Picture this: You’re walking on campus, headed to your next class (I know, already a bit of a stretch, but stay with me here). Oh hey, there’s your friend! You wave at them, but to your surprise, they didn’t see you. You can feel everyone else looking at you now, judging you, pitying you. Heads are turning from every direction. There are side eyes from every grass walker, stray cat, and mid-day larper. How embarrassing! Here are five steps to take the next time this unfortunate situation arises to ensure that it won’t happen again. 

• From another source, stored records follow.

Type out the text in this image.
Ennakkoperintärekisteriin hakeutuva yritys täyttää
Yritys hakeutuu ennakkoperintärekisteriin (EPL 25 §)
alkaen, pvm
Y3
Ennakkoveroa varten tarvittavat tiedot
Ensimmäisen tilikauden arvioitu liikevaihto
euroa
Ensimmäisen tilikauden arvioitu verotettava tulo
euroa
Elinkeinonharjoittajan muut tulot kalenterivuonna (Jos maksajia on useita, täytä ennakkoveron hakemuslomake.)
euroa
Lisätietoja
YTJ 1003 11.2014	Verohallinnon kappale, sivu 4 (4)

Step One: Make sure they really didn’t see you. It works best to wave your hands up in the air and shout your friend’s name over and over and over and over. Make sure to yell really loudly, in case they have headphones in or they don’t have their glasses on. If this doesn’t work, proceed to Step Two. 

Step Two: Ask someone nearby if they can shout your friend’s name with you. Hey, two voices are better than one! Even better, get a whole crowd to yell! Your friend definitely won’t be embarrassed and will be glad that you put in the effort to say hi. This didn’t work? Dang, those headphones really are noise-canceling! She’s lucky one of those CDU girls hasn’t come up to her yet for a video. Move on to Step Three. 

Step Three: Call your friend and make sure to put the phone on speaker. This way, everyone will know that you’re not crazy and the person that you’re yelling at is, in fact, your friend. Maybe even announce, “I’m calling my friend!” so everyone knows, without a shadow of a doubt, that the person on the other end of that telephone call is absolutely 100% your friend. They didn’t answer? Yikes. Onto Step Four. 

Step Four: Oh shit. It’s getting embarrassing now! You better start sprinting over to your friend so you can let them know you saw them. Don’t worry, this will make for a funny story between you guys soon. Make sure to run as FAST as you can. Bonus points if you drop your backpack for extra speed. You couldn’t catch them? Damn, you’re slow. Proceed to Step Five. 

Step Five: Well, this is awkward. Your ass should probably hit the gym, but I heard the Leach isn’t accepting losers right now. There’s only one solution now. Start crying. Like straight-up bawling. There’s no coming back from this humiliation. You have to drop out of college and move states. Change your name and cut micro bangs, even. Everyone’s going to remember how you waved at your friend and how they didn’t see you. They’re going to remember it forever.